La guerre et Chopin : deux univers photographiques de Wojciech Grzędziński

Depuis 1927, et tous les cinq ans, Varsovie devient la capitale mondiale de la musique classique grâce au concours international de piano Frédéric Chopin. Cet événement attire les regards (ou plutôt les oreilles) des amateurs de musique classique du monde entier.
Pour les jeunes pianistes, c'est un moment décisif auquel ils se préparent souvent depuis leur plus tendre enfance. La victoire est enfin l'occasion d'une carrière mondiale, d'une place sur les plus grandes scènes musicales et peut être dans l'histoire de la musique.
Wojciech Grzędziński, photojournaliste polonais dont le travail est fortement marqué par deux leitmotivs éloignés : la guerre et Chopin, fait partie de ceux qui documentent cet événement depuis deux décennies.
Photographe entre deux mondes
Wojciech Grzędziński, lauréat de prix prestigieux tels que le World Press Photo, le Grand Press Photo, le Visa d'Or ou le Sony World Photography Awards, effectue depuis des années des reportages sur les conflits armés au Liban, en Géorgie, au Sud Soudan et en Afghanistan et, depuis le début de l'invasion à grande échelle de la Russie, il passe plusieurs mois par an dans diverses régions d'Ukraine.
Tous les cinq ans, cependant, il est attiré à Varsovie par le concours Chopin, dont il est le photographe officiel. Les organisateurs de l'événement, connus pour leur sélection rigoureuse de journalistes, font confiance à son œil.
Comment se fait-il que la guerre et Chopin soient des domaines particuliers de son travail ?
"Je ne me suis jamais senti exclusivement photojournaliste de guerre". - explique Grzędziński. "Paradoxalement, j'ai photographié le premier concours Chopin un an avant de participer à mon premier conflit. Ces deux mondes - la guerre et la musique - sont intimement liés dans mon travail. Le concours n'est pas pour moi une thérapie ou une échappatoire, mais un domaine d'activité photographique complètement différent, très éloigné du front".
Pour Grzędzinski, le concours Chopin "est un repère dans le temps, un ancrage dans la réalité." Quoi qu'il arrive dans le monde, il revient à Varsovie pour cet événement depuis 20 ans.
Photographier la guerre et le concours Chopin peut sembler extrêmement éloigné, mais Grzędziński y voit un dénominateur commun.

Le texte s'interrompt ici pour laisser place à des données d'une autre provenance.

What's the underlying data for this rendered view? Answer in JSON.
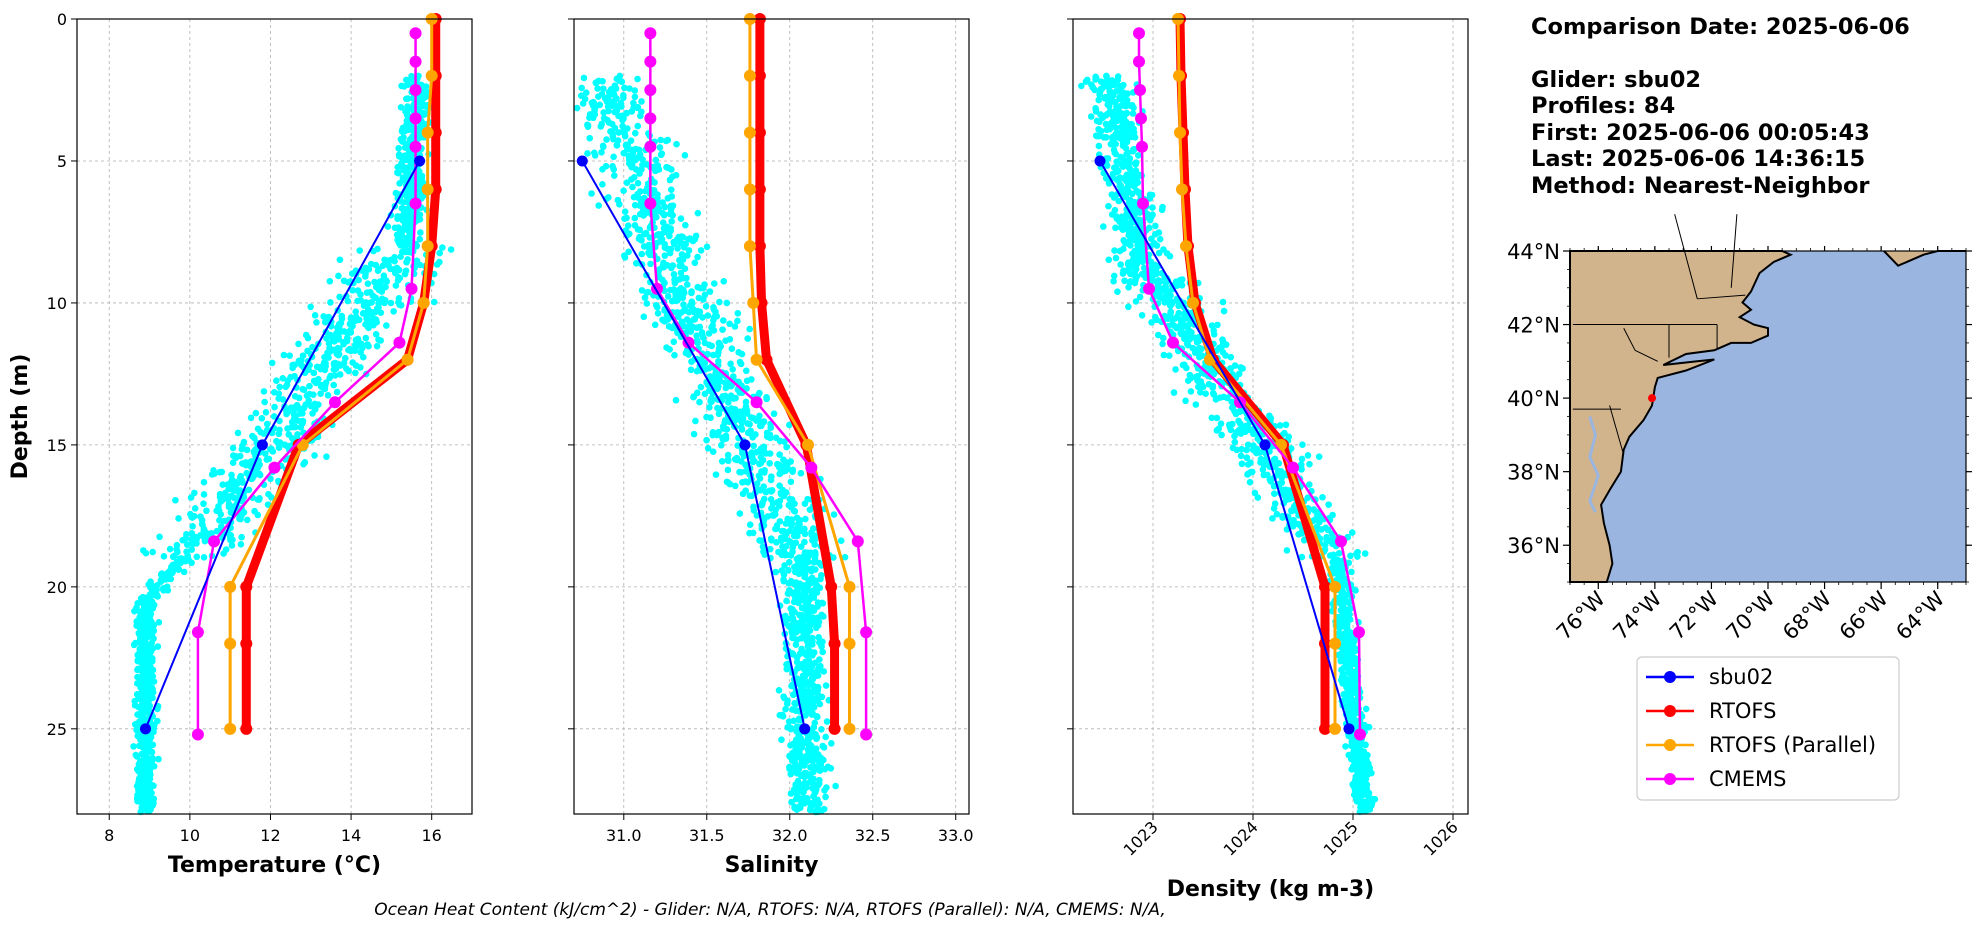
{
  "info": {
    "comparison_date": "Comparison Date: 2025-06-06",
    "glider": "Glider: sbu02",
    "profiles": "Profiles: 84",
    "first": "First: 2025-06-06 00:05:43",
    "last": "Last: 2025-06-06 14:36:15",
    "method": "Method: Nearest-Neighbor"
  },
  "footer": "Ocean Heat Content (kJ/cm^2) - Glider: N/A,  RTOFS: N/A,  RTOFS (Parallel): N/A,  CMEMS: N/A,",
  "colors": {
    "glider": "#0000ff",
    "rtofs": "#ff0000",
    "rtofs_parallel": "#ffa500",
    "cmems": "#ff00ff",
    "scatter": "#00ffff",
    "land": "#d2b48c",
    "ocean": "#9ab6e0"
  },
  "legend": {
    "items": [
      {
        "label": "sbu02",
        "color": "#0000ff"
      },
      {
        "label": "RTOFS",
        "color": "#ff0000"
      },
      {
        "label": "RTOFS (Parallel)",
        "color": "#ffa500"
      },
      {
        "label": "CMEMS",
        "color": "#ff00ff"
      }
    ]
  },
  "chart_data": [
    {
      "type": "line",
      "xlabel": "Temperature (°C)",
      "ylabel": "Depth (m)",
      "xlim": [
        7.2,
        17.0
      ],
      "ylim": [
        28,
        0
      ],
      "xticks": [
        8,
        10,
        12,
        14,
        16
      ],
      "yticks": [
        0,
        5,
        10,
        15,
        20,
        25
      ],
      "grid": true,
      "series": [
        {
          "name": "sbu02",
          "x": [
            15.7,
            11.8,
            8.9
          ],
          "y": [
            5,
            15,
            25
          ]
        },
        {
          "name": "RTOFS",
          "x": [
            16.1,
            16.1,
            16.1,
            16.1,
            16.0,
            15.8,
            15.4,
            12.7,
            11.4,
            11.4,
            11.4
          ],
          "y": [
            0,
            2,
            4,
            6,
            8,
            10,
            12,
            15,
            20,
            22,
            25
          ]
        },
        {
          "name": "RTOFS (Parallel)",
          "x": [
            16.0,
            16.0,
            15.9,
            15.9,
            15.9,
            15.8,
            15.4,
            12.8,
            11.0,
            11.0,
            11.0
          ],
          "y": [
            0,
            2,
            4,
            6,
            8,
            10,
            12,
            15,
            20,
            22,
            25
          ]
        },
        {
          "name": "CMEMS",
          "x": [
            15.6,
            15.6,
            15.6,
            15.6,
            15.6,
            15.6,
            15.5,
            15.2,
            13.6,
            12.1,
            10.6,
            10.2,
            10.2
          ],
          "y": [
            0.5,
            1.5,
            2.5,
            3.5,
            4.5,
            6.5,
            9.5,
            11.4,
            13.5,
            15.8,
            18.4,
            21.6,
            25.2
          ]
        }
      ]
    },
    {
      "type": "line",
      "xlabel": "Salinity",
      "xlim": [
        30.7,
        33.08
      ],
      "ylim": [
        28,
        0
      ],
      "xticks": [
        31.0,
        31.5,
        32.0,
        32.5,
        33.0
      ],
      "yticks": [
        0,
        5,
        10,
        15,
        20,
        25
      ],
      "grid": true,
      "series": [
        {
          "name": "sbu02",
          "x": [
            30.75,
            31.73,
            32.09
          ],
          "y": [
            5,
            15,
            25
          ]
        },
        {
          "name": "RTOFS",
          "x": [
            31.82,
            31.82,
            31.82,
            31.82,
            31.82,
            31.83,
            31.86,
            32.1,
            32.25,
            32.27,
            32.27
          ],
          "y": [
            0,
            2,
            4,
            6,
            8,
            10,
            12,
            15,
            20,
            22,
            25
          ]
        },
        {
          "name": "RTOFS (Parallel)",
          "x": [
            31.76,
            31.76,
            31.76,
            31.76,
            31.76,
            31.78,
            31.8,
            32.11,
            32.36,
            32.36,
            32.36
          ],
          "y": [
            0,
            2,
            4,
            6,
            8,
            10,
            12,
            15,
            20,
            22,
            25
          ]
        },
        {
          "name": "CMEMS",
          "x": [
            31.16,
            31.16,
            31.16,
            31.16,
            31.16,
            31.16,
            31.2,
            31.39,
            31.8,
            32.13,
            32.41,
            32.46,
            32.46
          ],
          "y": [
            0.5,
            1.5,
            2.5,
            3.5,
            4.5,
            6.5,
            9.5,
            11.4,
            13.5,
            15.8,
            18.4,
            21.6,
            25.2
          ]
        }
      ]
    },
    {
      "type": "line",
      "xlabel": "Density (kg m-3)",
      "xlim": [
        1022.2,
        1026.15
      ],
      "ylim": [
        28,
        0
      ],
      "xticks": [
        1023,
        1024,
        1025,
        1026
      ],
      "yticks": [
        0,
        5,
        10,
        15,
        20,
        25
      ],
      "grid": true,
      "series": [
        {
          "name": "sbu02",
          "x": [
            1022.47,
            1024.12,
            1024.96
          ],
          "y": [
            5,
            15,
            25
          ]
        },
        {
          "name": "RTOFS",
          "x": [
            1023.27,
            1023.28,
            1023.3,
            1023.32,
            1023.35,
            1023.42,
            1023.6,
            1024.3,
            1024.72,
            1024.72,
            1024.72
          ],
          "y": [
            0,
            2,
            4,
            6,
            8,
            10,
            12,
            15,
            20,
            22,
            25
          ]
        },
        {
          "name": "RTOFS (Parallel)",
          "x": [
            1023.25,
            1023.26,
            1023.27,
            1023.29,
            1023.33,
            1023.4,
            1023.57,
            1024.28,
            1024.82,
            1024.82,
            1024.82
          ],
          "y": [
            0,
            2,
            4,
            6,
            8,
            10,
            12,
            15,
            20,
            22,
            25
          ]
        },
        {
          "name": "CMEMS",
          "x": [
            1022.86,
            1022.86,
            1022.87,
            1022.88,
            1022.89,
            1022.9,
            1022.96,
            1023.2,
            1023.87,
            1024.4,
            1024.88,
            1025.06,
            1025.07
          ],
          "y": [
            0.5,
            1.5,
            2.5,
            3.5,
            4.5,
            6.5,
            9.5,
            11.4,
            13.5,
            15.8,
            18.4,
            21.6,
            25.2
          ]
        }
      ]
    },
    {
      "type": "map",
      "lon_range": [
        -77.0,
        -63.0
      ],
      "lat_range": [
        35.0,
        44.0
      ],
      "xticks": [
        "76°W",
        "74°W",
        "72°W",
        "70°W",
        "68°W",
        "66°W",
        "64°W"
      ],
      "yticks": [
        "36°N",
        "38°N",
        "40°N",
        "42°N",
        "44°N"
      ],
      "marker": {
        "lon": -74.1,
        "lat": 40.0
      }
    }
  ]
}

"Pour moi, la clé de la photographie est u*n être humain dans un moment extrême de sa vie",* explique Grzędziński alors que nous discutons dans la salle de la Philharmonie nationale de Varsovie pendant une courte pause au cours des auditions qui durent plusieurs heures. "Il y a une scène devant nous où tous les pianistes qui viennent ici pour affronter et tenter leur chance au concours sont placés dans une situation absolument extrême. Mais aussi de se mesurer à eux-mêmes, à d'autres pays, d'être jugés par le jury, par le public. C'est une situation limite et c'est la même chose, me semble-t-il, que l'extrême d'une situation de guerre. Bien sûr, les risques sont différents, mais le niveau d'émotion qui accompagne ces événements est paradoxalement très similaire."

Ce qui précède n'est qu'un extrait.